The boats are typically made of Atlantic cedar and mahogany and the workmanship and detail is exquisite, as attested by the comments on the website from delighted owners:
- This craft is everything we expected and more. The design is flawless and the craftsmanship unbelievably fine in all respects. This is a work of art.
- The vessel is in and of itself the destination: a place to relax, enjoy solitude or the company of friends and take in the view, both within and beyond the boat.
- My hassle free yacht brings me total enjoyment and peace…I get compliments constantly as I cruise by other lake homeowners…..”What a Beautiful Boat…..and Quiet too!!!”
- While I am amid a growing community of electrically driven boats here in Lake Wörthersee, Austria, my 15´ Lightning Bug is THE eye catcher.
Budsin appearing in Venice e-Regatta in May
As you would expect of a company receiving an award for Top Exporter, Budsin electric boats can be found not only in 31 US states, but also in Europe, Canada, Mexico…and Tom has plans for further international exposure and sales as the popularity of electric boats increases.

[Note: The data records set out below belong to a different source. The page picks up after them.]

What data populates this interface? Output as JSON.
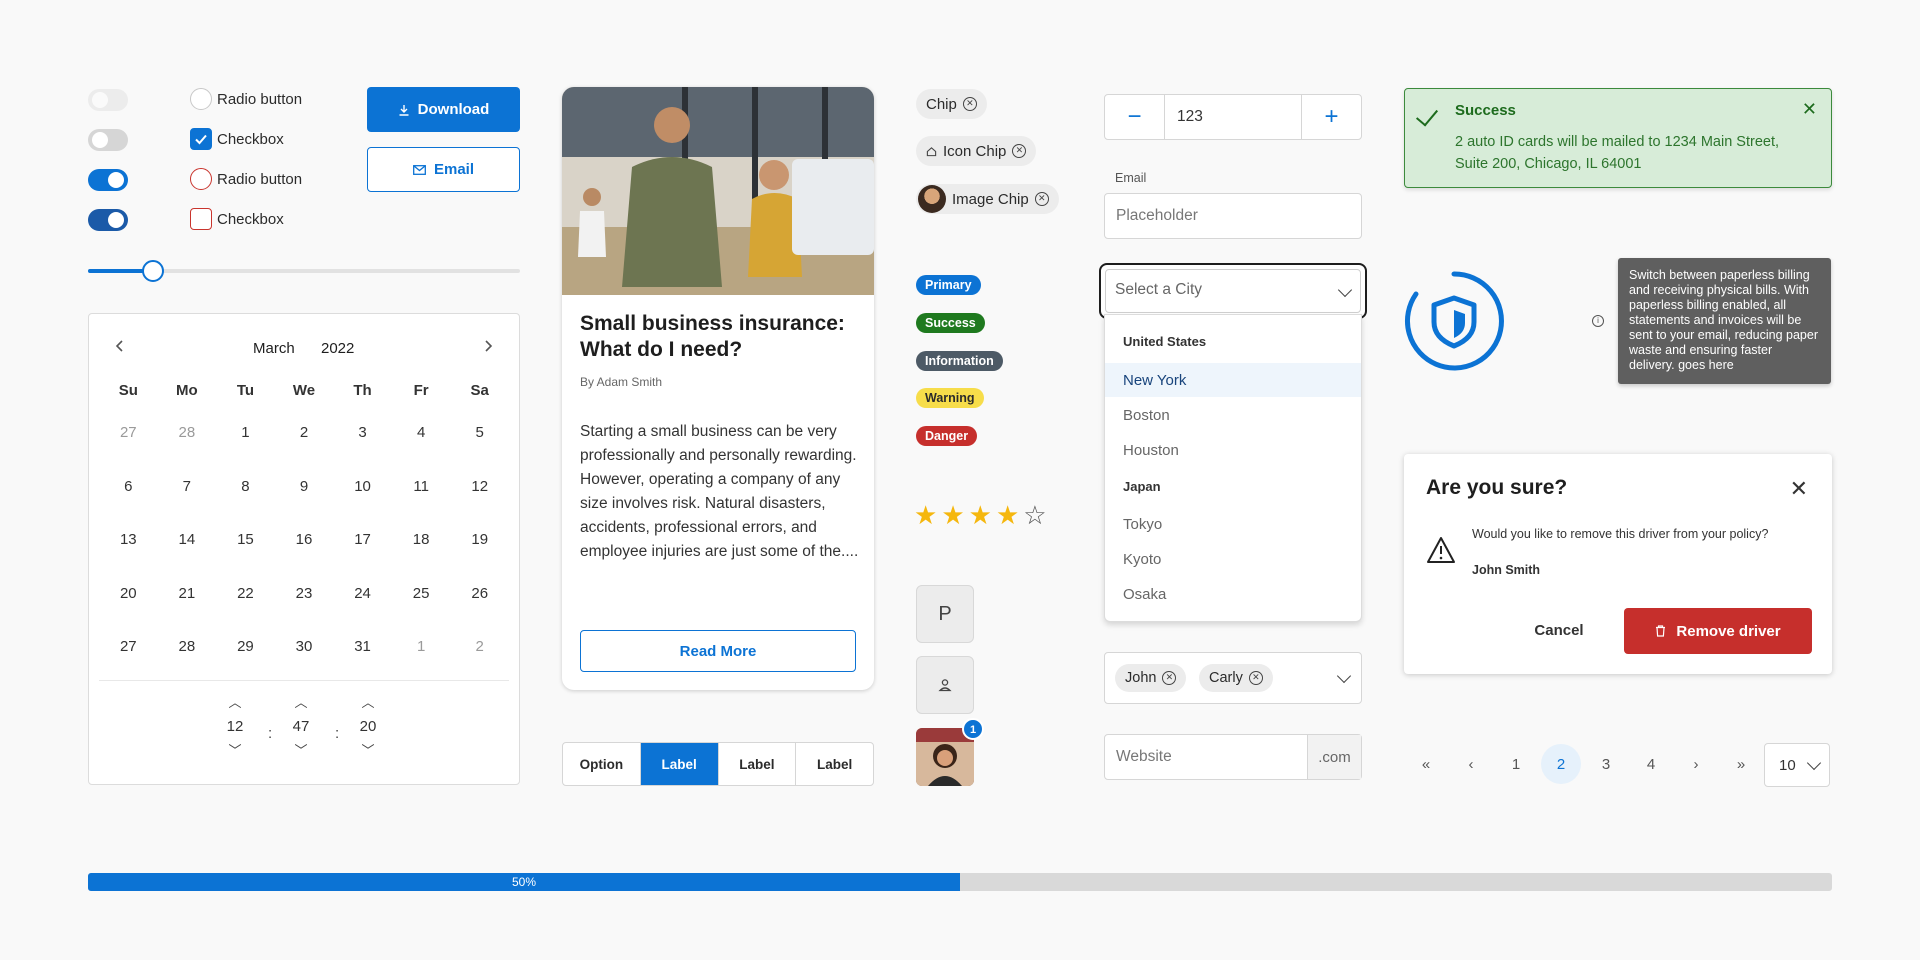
{
  "controls": {
    "radio1_label": "Radio button",
    "checkbox1_label": "Checkbox",
    "radio2_label": "Radio button",
    "checkbox2_label": "Checkbox",
    "download_label": "Download",
    "email_label": "Email"
  },
  "slider": {
    "value_fraction": 0.15
  },
  "calendar": {
    "month": "March",
    "year": "2022",
    "weekdays": [
      "Su",
      "Mo",
      "Tu",
      "We",
      "Th",
      "Fr",
      "Sa"
    ],
    "days": [
      {
        "d": "27",
        "dim": true
      },
      {
        "d": "28",
        "dim": true
      },
      {
        "d": "1"
      },
      {
        "d": "2"
      },
      {
        "d": "3"
      },
      {
        "d": "4"
      },
      {
        "d": "5"
      },
      {
        "d": "6"
      },
      {
        "d": "7"
      },
      {
        "d": "8"
      },
      {
        "d": "9"
      },
      {
        "d": "10"
      },
      {
        "d": "11"
      },
      {
        "d": "12"
      },
      {
        "d": "13"
      },
      {
        "d": "14"
      },
      {
        "d": "15"
      },
      {
        "d": "16"
      },
      {
        "d": "17"
      },
      {
        "d": "18"
      },
      {
        "d": "19"
      },
      {
        "d": "20"
      },
      {
        "d": "21"
      },
      {
        "d": "22"
      },
      {
        "d": "23"
      },
      {
        "d": "24"
      },
      {
        "d": "25"
      },
      {
        "d": "26"
      },
      {
        "d": "27"
      },
      {
        "d": "28"
      },
      {
        "d": "29"
      },
      {
        "d": "30"
      },
      {
        "d": "31"
      },
      {
        "d": "1",
        "dim": true
      },
      {
        "d": "2",
        "dim": true
      }
    ],
    "time": {
      "hour": "12",
      "minute": "47",
      "second": "20",
      "separator": ":"
    }
  },
  "article": {
    "title": "Small business insurance: What do I need?",
    "author": "By Adam Smith",
    "body": "Starting a small business can be very professionally and personally rewarding. However, operating a company of any size involves risk. Natural disasters, accidents, professional errors, and employee injuries are just some of the....",
    "button": "Read More"
  },
  "segmented": [
    "Option",
    "Label",
    "Label",
    "Label"
  ],
  "chips": {
    "chip": "Chip",
    "icon_chip": "Icon Chip",
    "image_chip": "Image Chip"
  },
  "badges": {
    "primary": "Primary",
    "success": "Success",
    "information": "Information",
    "warning": "Warning",
    "danger": "Danger"
  },
  "colors": {
    "primary": "#0c73d4",
    "success": "#1f7a1f",
    "information": "#4d5a66",
    "warning": "#f7dd4a",
    "danger": "#c62f2c"
  },
  "rating": {
    "value": 4,
    "max": 5
  },
  "avatars": {
    "initial": "P",
    "notification_count": "1"
  },
  "form": {
    "stepper_value": "123",
    "email_label": "Email",
    "email_placeholder": "Placeholder",
    "city_placeholder": "Select a City",
    "dropdown": {
      "group1": "United States",
      "us_cities": [
        "New York",
        "Boston",
        "Houston"
      ],
      "group2": "Japan",
      "jp_cities": [
        "Tokyo",
        "Kyoto",
        "Osaka"
      ]
    },
    "multi_chips": [
      "John",
      "Carly"
    ],
    "website_placeholder": "Website",
    "website_suffix": ".com"
  },
  "alert": {
    "title": "Success",
    "message": "2 auto ID cards will be mailed to 1234 Main Street, Suite 200, Chicago, IL 64001"
  },
  "tooltip": {
    "text": "Switch between paperless billing and receiving physical bills. With paperless billing enabled, all statements and invoices will be sent to your email, reducing paper waste and ensuring faster delivery. goes here"
  },
  "modal": {
    "title": "Are you sure?",
    "question": "Would you like to remove this driver from your policy?",
    "name": "John Smith",
    "cancel": "Cancel",
    "remove": "Remove driver"
  },
  "pagination": {
    "pages": [
      "1",
      "2",
      "3",
      "4"
    ],
    "page_size": "10"
  },
  "progress": {
    "value": 0.5,
    "label": "50%"
  }
}
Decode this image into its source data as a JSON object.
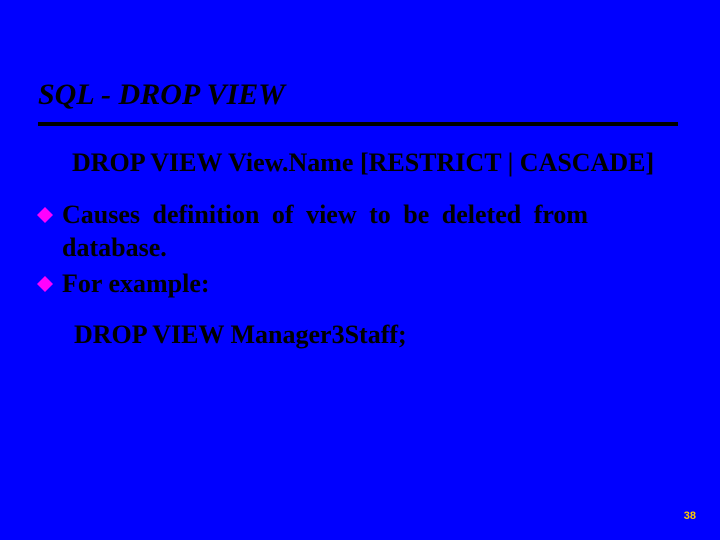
{
  "slide": {
    "title": "SQL - DROP VIEW",
    "syntax": "DROP VIEW View.Name [RESTRICT | CASCADE]",
    "bullets": [
      {
        "text_part1": "Causes definition of view to be deleted from",
        "text_part2": "database."
      },
      {
        "text_single": "For example:"
      }
    ],
    "example": "DROP VIEW Manager3Staff;",
    "page_number": "38"
  }
}
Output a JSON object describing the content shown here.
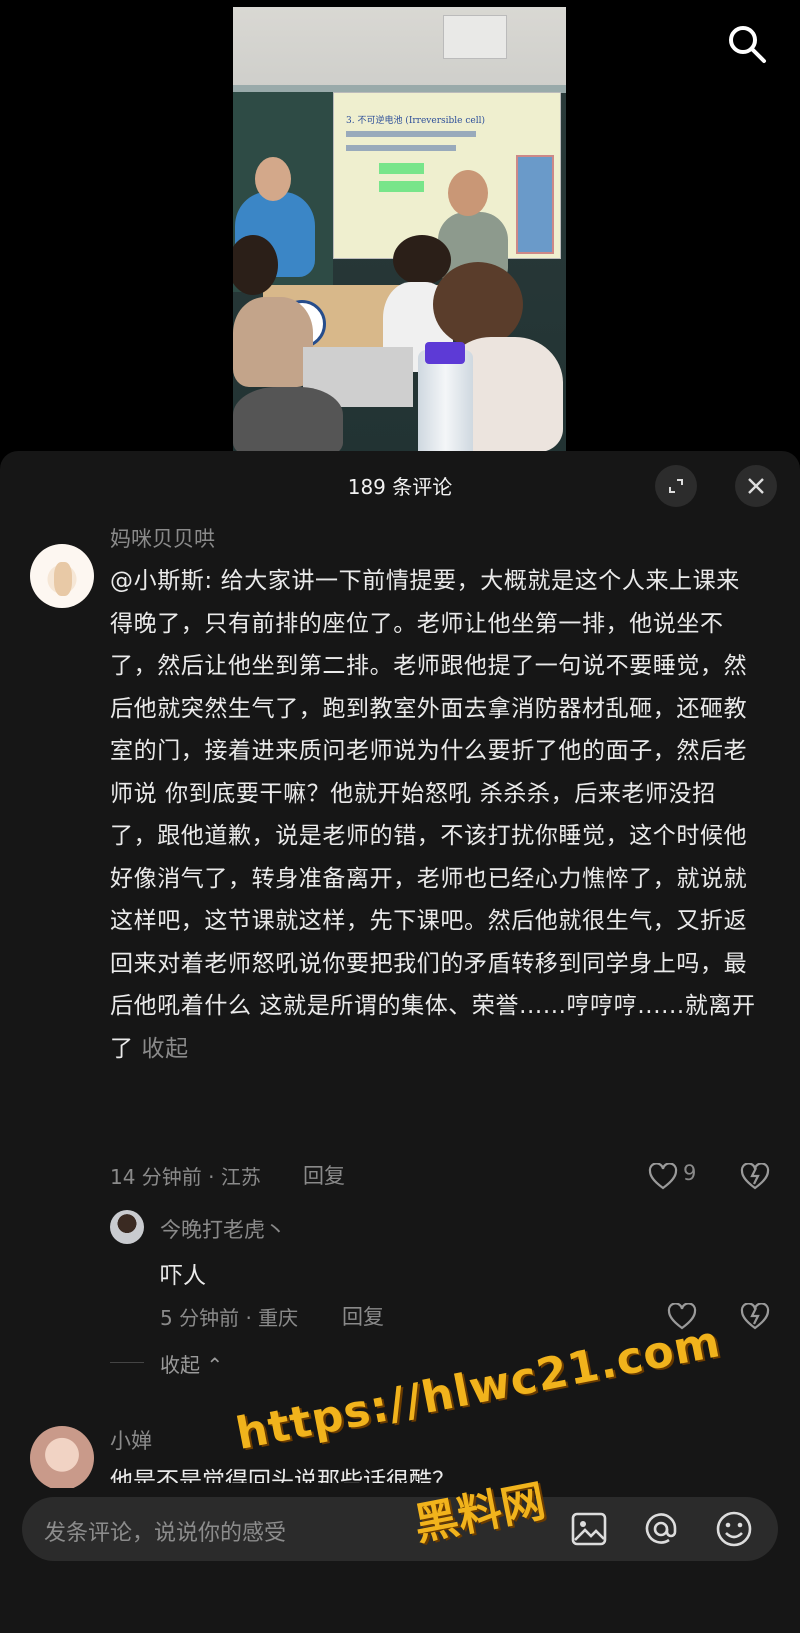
{
  "header": {
    "search_icon": "search-icon"
  },
  "comments_panel": {
    "count_label": "189 条评论",
    "expand_icon": "expand-icon",
    "close_icon": "close-icon"
  },
  "comments": [
    {
      "user": "妈咪贝贝哄",
      "text": "@小斯斯: 给大家讲一下前情提要，大概就是这个人来上课来得晚了，只有前排的座位了。老师让他坐第一排，他说坐不了，然后让他坐到第二排。老师跟他提了一句说不要睡觉，然后他就突然生气了，跑到教室外面去拿消防器材乱砸，还砸教室的门，接着进来质问老师说为什么要折了他的面子，然后老师说 你到底要干嘛？他就开始怒吼 杀杀杀，后来老师没招了，跟他道歉，说是老师的错，不该打扰你睡觉，这个时候他好像消气了，转身准备离开，老师也已经心力憔悴了，就说就这样吧，这节课就这样，先下课吧。然后他就很生气，又折返回来对着老师怒吼说你要把我们的矛盾转移到同学身上吗，最后他吼着什么 这就是所谓的集体、荣誉......哼哼哼......就离开了",
      "collapse_label": "收起",
      "time_location": "14 分钟前 · 江苏",
      "reply_label": "回复",
      "likes": "9",
      "replies": [
        {
          "user": "今晚打老虎丶",
          "text": "吓人",
          "time_location": "5 分钟前 · 重庆",
          "reply_label": "回复"
        }
      ],
      "collapse_replies_label": "收起"
    },
    {
      "user": "小婵",
      "text_partial": "他是不是觉得回头说那些话很酷？"
    }
  ],
  "composer": {
    "placeholder": "发条评论，说说你的感受",
    "icons": [
      "image-icon",
      "at-icon",
      "emoji-icon"
    ]
  },
  "watermark": {
    "line1": "https://hlwc21.com",
    "line2": "黑料网"
  },
  "colors": {
    "sheet_bg": "#161616",
    "watermark": "#f1b31c"
  }
}
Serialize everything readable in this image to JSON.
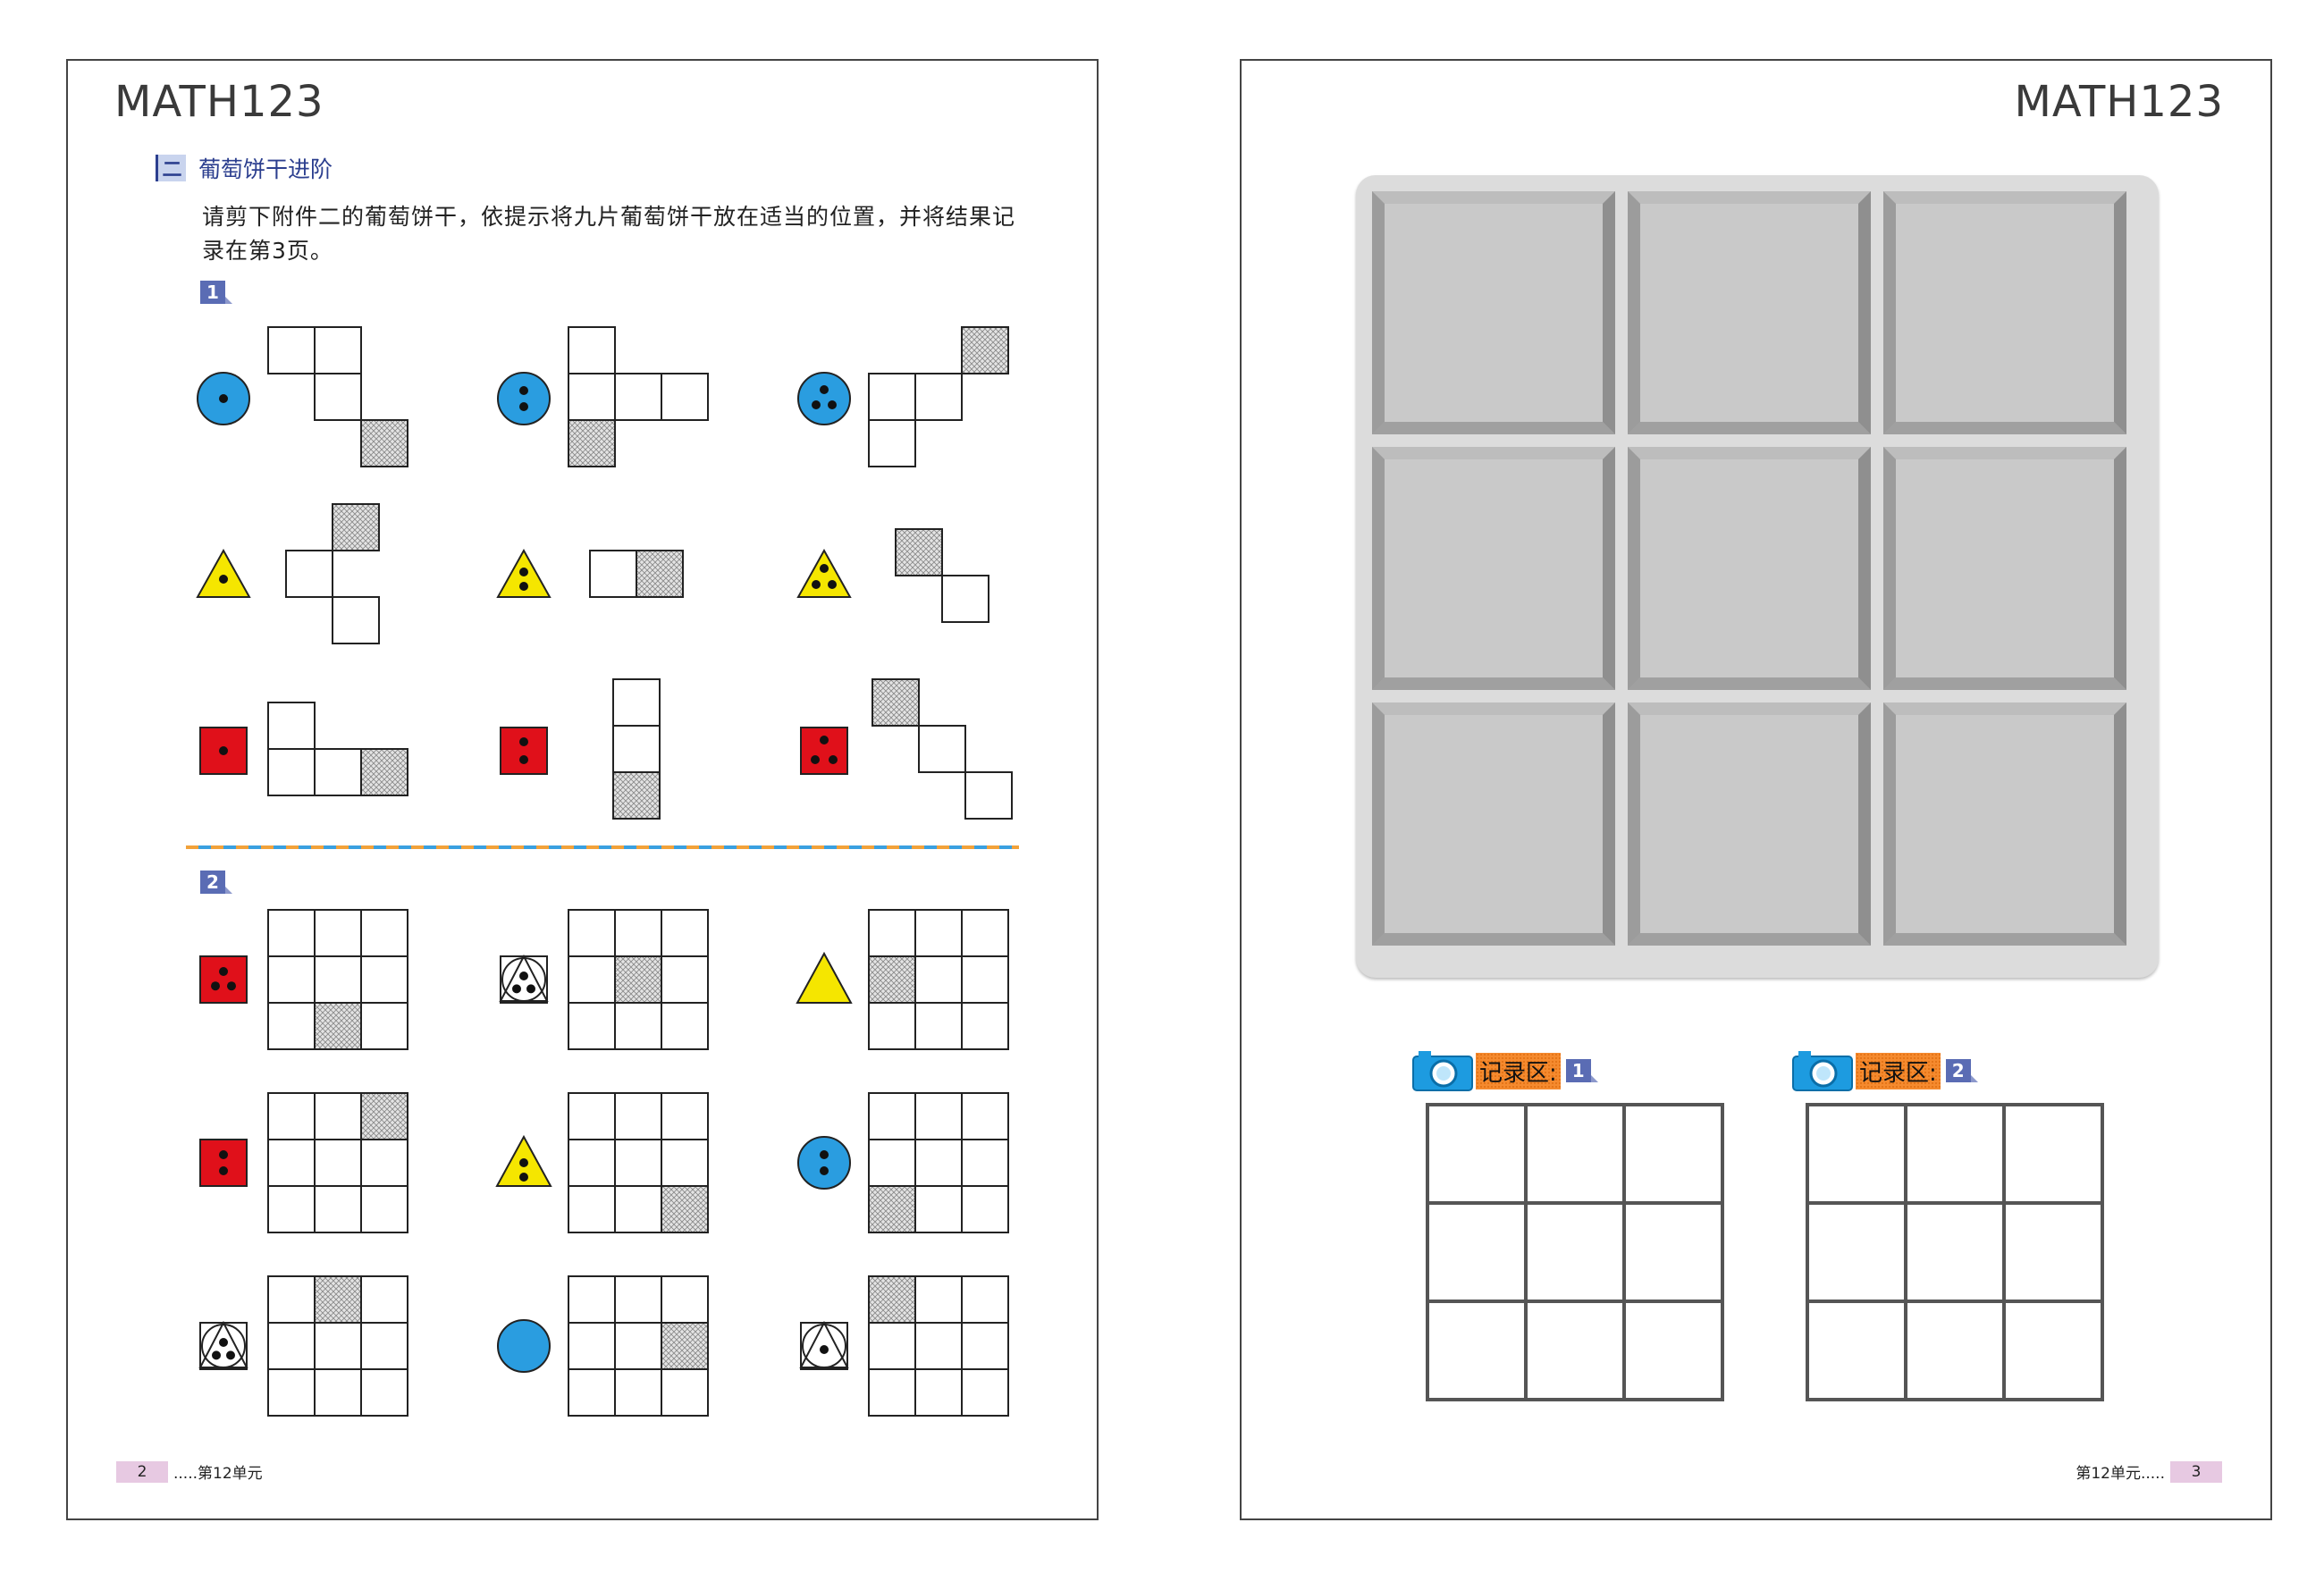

A Budsin Trouvé will be appearing in the e-Regatta of the Venice Boat Show in late May and Tom also has plans to exhibit in Dubai, United Arab Emirates.
No doubt he will also be acting as an ambassador for United States e-boats in general in his role as Executive Director of the Electric Boat Association of America.
In speaking about the award, which is presented in collaboration with the Economic Development Partnership of North Carolina, Tom said “The EDPNC has been particularly helpful for us establishing a foothold in the European market and we look to soon expand our efforts. I’m grateful for that assistance which allows us to live and work in quiet, eastern North Carolina, but still maintain a global reach.”
Wherever the customers are, the appeal of the handcrafted Budsin boats is the same. “People buy our boats because of how they look, but they use them because of what they are…quiet, precise, passionate.”
And Hesselink is just as enthusiastic about the work he does now as he was during his apprenticeship in Wisconsin. “As soon as you hop in one of the boats and push the lever forward, you just cruise off silently. It’s too nice, too easy. Just peacefulness and tranquility. I can’t think of a more rewarding product to build.”